Il richiedente, infatti, non era un estraneo rispetto alla struttura organizzativa della Telecom, ma un soggetto che, seppure in un recente passato, era stato legato alla società da un vincolo di dipendenza, per cui non si ravvisano ragioni ostative all’esibizione dei documenti comprovanti tale rapporto, in special modo in considerazione del fatto che l’interessato si è limitato a richiedere più volte la cognizione dei dati storici oggettivi, relativi alla cadenza temporale del rapporto di lavoro con la società, al mero fine di ricostruire gli elementi minimi di fatto, presupposti necessari per avviare un separato autonomo procedimento.

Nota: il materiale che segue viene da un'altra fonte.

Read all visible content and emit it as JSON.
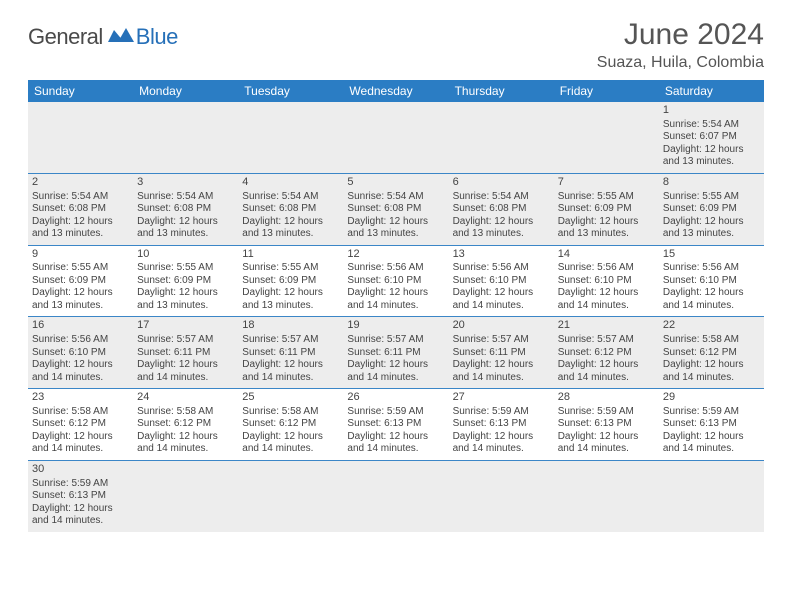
{
  "logo": {
    "general": "General",
    "blue": "Blue"
  },
  "title": "June 2024",
  "location": "Suaza, Huila, Colombia",
  "colors": {
    "header_bg": "#2b7dc4",
    "header_text": "#ffffff",
    "row_odd_bg": "#ededed",
    "row_even_bg": "#ffffff",
    "cell_border": "#3b86c7",
    "title_color": "#555555",
    "logo_blue": "#2670b8",
    "logo_gray": "#4a4a4a"
  },
  "day_headers": [
    "Sunday",
    "Monday",
    "Tuesday",
    "Wednesday",
    "Thursday",
    "Friday",
    "Saturday"
  ],
  "weeks": [
    [
      null,
      null,
      null,
      null,
      null,
      null,
      {
        "n": "1",
        "sr": "5:54 AM",
        "ss": "6:07 PM",
        "dl": "12 hours",
        "dm": "and 13 minutes."
      }
    ],
    [
      {
        "n": "2",
        "sr": "5:54 AM",
        "ss": "6:08 PM",
        "dl": "12 hours",
        "dm": "and 13 minutes."
      },
      {
        "n": "3",
        "sr": "5:54 AM",
        "ss": "6:08 PM",
        "dl": "12 hours",
        "dm": "and 13 minutes."
      },
      {
        "n": "4",
        "sr": "5:54 AM",
        "ss": "6:08 PM",
        "dl": "12 hours",
        "dm": "and 13 minutes."
      },
      {
        "n": "5",
        "sr": "5:54 AM",
        "ss": "6:08 PM",
        "dl": "12 hours",
        "dm": "and 13 minutes."
      },
      {
        "n": "6",
        "sr": "5:54 AM",
        "ss": "6:08 PM",
        "dl": "12 hours",
        "dm": "and 13 minutes."
      },
      {
        "n": "7",
        "sr": "5:55 AM",
        "ss": "6:09 PM",
        "dl": "12 hours",
        "dm": "and 13 minutes."
      },
      {
        "n": "8",
        "sr": "5:55 AM",
        "ss": "6:09 PM",
        "dl": "12 hours",
        "dm": "and 13 minutes."
      }
    ],
    [
      {
        "n": "9",
        "sr": "5:55 AM",
        "ss": "6:09 PM",
        "dl": "12 hours",
        "dm": "and 13 minutes."
      },
      {
        "n": "10",
        "sr": "5:55 AM",
        "ss": "6:09 PM",
        "dl": "12 hours",
        "dm": "and 13 minutes."
      },
      {
        "n": "11",
        "sr": "5:55 AM",
        "ss": "6:09 PM",
        "dl": "12 hours",
        "dm": "and 13 minutes."
      },
      {
        "n": "12",
        "sr": "5:56 AM",
        "ss": "6:10 PM",
        "dl": "12 hours",
        "dm": "and 14 minutes."
      },
      {
        "n": "13",
        "sr": "5:56 AM",
        "ss": "6:10 PM",
        "dl": "12 hours",
        "dm": "and 14 minutes."
      },
      {
        "n": "14",
        "sr": "5:56 AM",
        "ss": "6:10 PM",
        "dl": "12 hours",
        "dm": "and 14 minutes."
      },
      {
        "n": "15",
        "sr": "5:56 AM",
        "ss": "6:10 PM",
        "dl": "12 hours",
        "dm": "and 14 minutes."
      }
    ],
    [
      {
        "n": "16",
        "sr": "5:56 AM",
        "ss": "6:10 PM",
        "dl": "12 hours",
        "dm": "and 14 minutes."
      },
      {
        "n": "17",
        "sr": "5:57 AM",
        "ss": "6:11 PM",
        "dl": "12 hours",
        "dm": "and 14 minutes."
      },
      {
        "n": "18",
        "sr": "5:57 AM",
        "ss": "6:11 PM",
        "dl": "12 hours",
        "dm": "and 14 minutes."
      },
      {
        "n": "19",
        "sr": "5:57 AM",
        "ss": "6:11 PM",
        "dl": "12 hours",
        "dm": "and 14 minutes."
      },
      {
        "n": "20",
        "sr": "5:57 AM",
        "ss": "6:11 PM",
        "dl": "12 hours",
        "dm": "and 14 minutes."
      },
      {
        "n": "21",
        "sr": "5:57 AM",
        "ss": "6:12 PM",
        "dl": "12 hours",
        "dm": "and 14 minutes."
      },
      {
        "n": "22",
        "sr": "5:58 AM",
        "ss": "6:12 PM",
        "dl": "12 hours",
        "dm": "and 14 minutes."
      }
    ],
    [
      {
        "n": "23",
        "sr": "5:58 AM",
        "ss": "6:12 PM",
        "dl": "12 hours",
        "dm": "and 14 minutes."
      },
      {
        "n": "24",
        "sr": "5:58 AM",
        "ss": "6:12 PM",
        "dl": "12 hours",
        "dm": "and 14 minutes."
      },
      {
        "n": "25",
        "sr": "5:58 AM",
        "ss": "6:12 PM",
        "dl": "12 hours",
        "dm": "and 14 minutes."
      },
      {
        "n": "26",
        "sr": "5:59 AM",
        "ss": "6:13 PM",
        "dl": "12 hours",
        "dm": "and 14 minutes."
      },
      {
        "n": "27",
        "sr": "5:59 AM",
        "ss": "6:13 PM",
        "dl": "12 hours",
        "dm": "and 14 minutes."
      },
      {
        "n": "28",
        "sr": "5:59 AM",
        "ss": "6:13 PM",
        "dl": "12 hours",
        "dm": "and 14 minutes."
      },
      {
        "n": "29",
        "sr": "5:59 AM",
        "ss": "6:13 PM",
        "dl": "12 hours",
        "dm": "and 14 minutes."
      }
    ],
    [
      {
        "n": "30",
        "sr": "5:59 AM",
        "ss": "6:13 PM",
        "dl": "12 hours",
        "dm": "and 14 minutes."
      },
      null,
      null,
      null,
      null,
      null,
      null
    ]
  ],
  "labels": {
    "sunrise": "Sunrise:",
    "sunset": "Sunset:",
    "daylight": "Daylight:"
  }
}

Né gli atti richiesti possono essere qualificati tra quelli “provenienti dal soggetto privato che chiede l’accesso”, poiché a suo tempo il sinallagma si è perfezionato con l’apporto paritario delle due volontà, del privato e del gestore, per cui la Società, esibendo al ricorrente gli atti ancora in suo possesso non sopperisce alla negligenza dell’interessato, ma si limita ad applicare alla sua attività i principi della trasparenza e della buona organizzazione, in funzione collaborativa, che devono improntare ogni attività del gestore.

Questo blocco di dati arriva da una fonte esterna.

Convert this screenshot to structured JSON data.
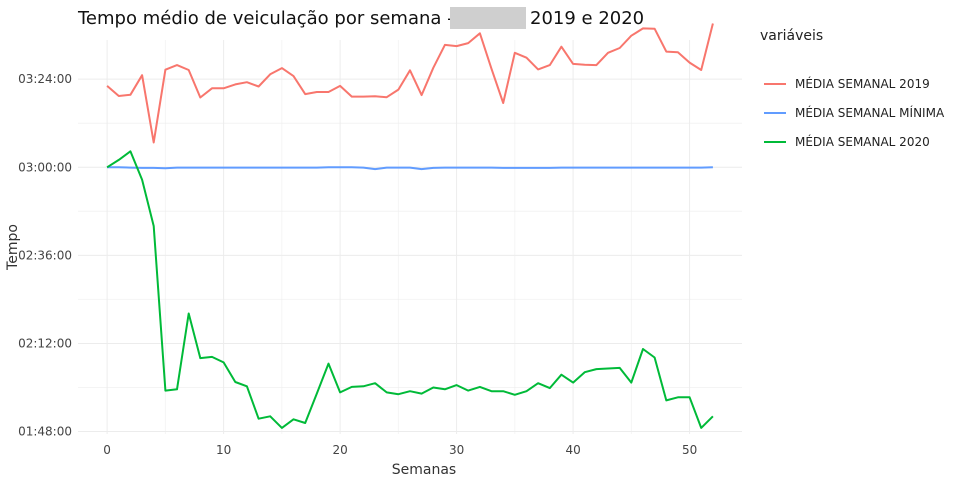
{
  "chart_data": {
    "type": "line",
    "title": "Tempo médio de veiculação por semana -",
    "title_suffix": "2019 e 2020",
    "xlabel": "Semanas",
    "ylabel": "Tempo",
    "xlim": [
      -2.5,
      54.5
    ],
    "ylim": [
      6440,
      12880
    ],
    "x_ticks": [
      0,
      10,
      20,
      30,
      40,
      50
    ],
    "y_ticks": [
      {
        "value": 6480,
        "label": "01:48:00"
      },
      {
        "value": 7920,
        "label": "02:12:00"
      },
      {
        "value": 9360,
        "label": "02:36:00"
      },
      {
        "value": 10800,
        "label": "03:00:00"
      },
      {
        "value": 12240,
        "label": "03:24:00"
      }
    ],
    "legend_title": "variáveis",
    "legend_position": "right",
    "grid": true,
    "x": [
      0,
      1,
      2,
      3,
      4,
      5,
      6,
      7,
      8,
      9,
      10,
      11,
      12,
      13,
      14,
      15,
      16,
      17,
      18,
      19,
      20,
      21,
      22,
      23,
      24,
      25,
      26,
      27,
      28,
      29,
      30,
      31,
      32,
      33,
      34,
      35,
      36,
      37,
      38,
      39,
      40,
      41,
      42,
      43,
      44,
      45,
      46,
      47,
      48,
      49,
      50,
      51,
      52
    ],
    "series": [
      {
        "name": "MÉDIA SEMANAL 2019",
        "color": "#F8766D",
        "values": [
          12130,
          11965,
          11985,
          12305,
          11205,
          12395,
          12470,
          12390,
          11940,
          12090,
          12090,
          12155,
          12190,
          12120,
          12320,
          12420,
          12290,
          11995,
          12030,
          12030,
          12130,
          11955,
          11955,
          11960,
          11945,
          12070,
          12385,
          11980,
          12425,
          12800,
          12780,
          12830,
          12990,
          12410,
          11850,
          12670,
          12590,
          12400,
          12470,
          12770,
          12490,
          12475,
          12470,
          12670,
          12750,
          12950,
          13070,
          13065,
          12690,
          12680,
          12510,
          12390,
          13150
        ]
      },
      {
        "name": "MÉDIA SEMANAL MÍNIMA",
        "color": "#619CFF",
        "values": [
          10800,
          10800,
          10795,
          10790,
          10790,
          10785,
          10795,
          10795,
          10795,
          10795,
          10795,
          10795,
          10795,
          10795,
          10795,
          10795,
          10795,
          10795,
          10795,
          10800,
          10800,
          10800,
          10795,
          10770,
          10795,
          10795,
          10795,
          10770,
          10790,
          10795,
          10795,
          10795,
          10795,
          10795,
          10790,
          10790,
          10790,
          10790,
          10790,
          10795,
          10795,
          10795,
          10795,
          10795,
          10795,
          10795,
          10795,
          10795,
          10795,
          10795,
          10795,
          10795,
          10800
        ]
      },
      {
        "name": "MÉDIA SEMANAL 2020",
        "color": "#00BA38",
        "values": [
          10800,
          10920,
          11060,
          10595,
          9840,
          7150,
          7170,
          8410,
          7680,
          7700,
          7610,
          7290,
          7220,
          6690,
          6730,
          6540,
          6680,
          6620,
          7100,
          7590,
          7120,
          7210,
          7220,
          7270,
          7120,
          7090,
          7140,
          7100,
          7200,
          7170,
          7240,
          7150,
          7210,
          7140,
          7140,
          7080,
          7140,
          7270,
          7190,
          7410,
          7280,
          7450,
          7500,
          7510,
          7520,
          7280,
          7830,
          7690,
          6990,
          7040,
          7040,
          6540,
          6730
        ]
      }
    ]
  }
}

Escluso, pertanto, che nel caso in questione, si verta in una delle ipotesi in cui la legge vieta espressamente l’accesso, non sussistendo inoltre alcuna deroga alla generale operatività dei principi di trasparenza, nè alcuna preclusione nei confronti dell’attività dei gestori disciplinata dal diritto privato, il ricorso va accolto.
E’ ovviamente esclusa dall’ambito dell’accoglimento la possibilità di imporre alla società ogni attività diversa dalla mera esibizione degli atti relativi alla prestazione lavorativa del proprio dipendente.

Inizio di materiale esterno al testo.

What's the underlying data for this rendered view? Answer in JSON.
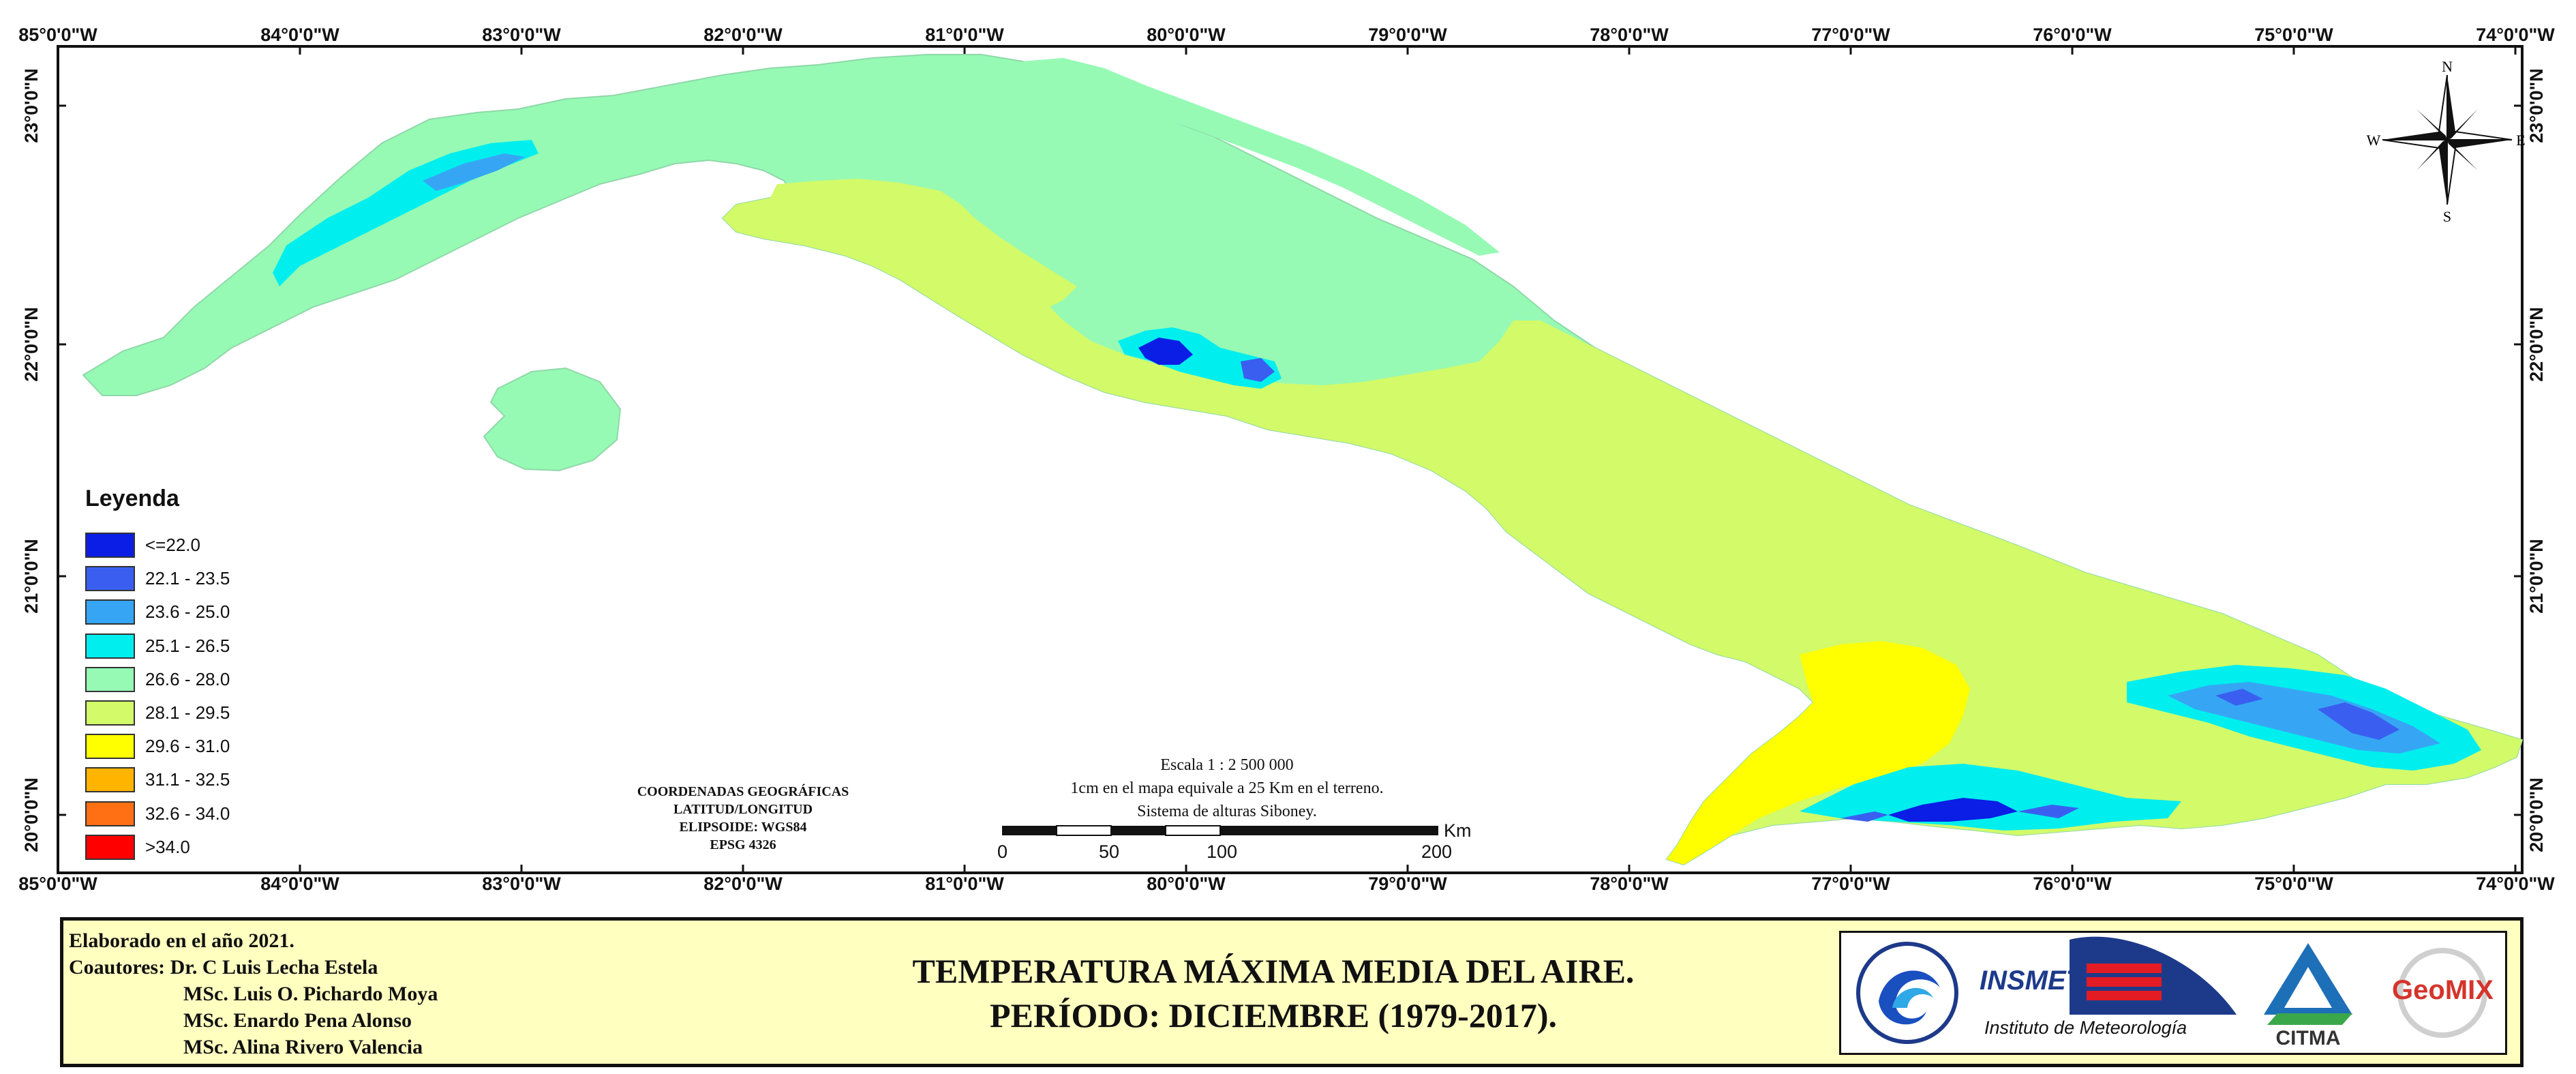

Le spese del giudizio possono peraltro essere compensate, attesa la peculiarità del caso.
P.Q.M.
Il Tribunale Amministrativo Regionale del Lazio, sezione terza ter, accoglie il ricorso in epigrafe e, per l’effetto, annullato il silenzio rifiuto, ordina alla Telecom l’esibizione, con possibilità di estrarne copia, di tutti gli atti in suo possesso, relativi alle prestazioni lavorative rese dal ricorrente a suo favore presso le proprie sedi.
Spese compensate.
Ordina che la presente sentenza sia eseguita dall'autorità amministrativa.
Così deciso in Roma alla camera di consiglio del 9/1/2003, con l'intervento dei sigg.
Francesco Corsaro presidente;
Lucia Tosti consigliere estensore;
Stefania Santoleri consigliere.
Depositata in segreteria in data 20 gennaio 2003.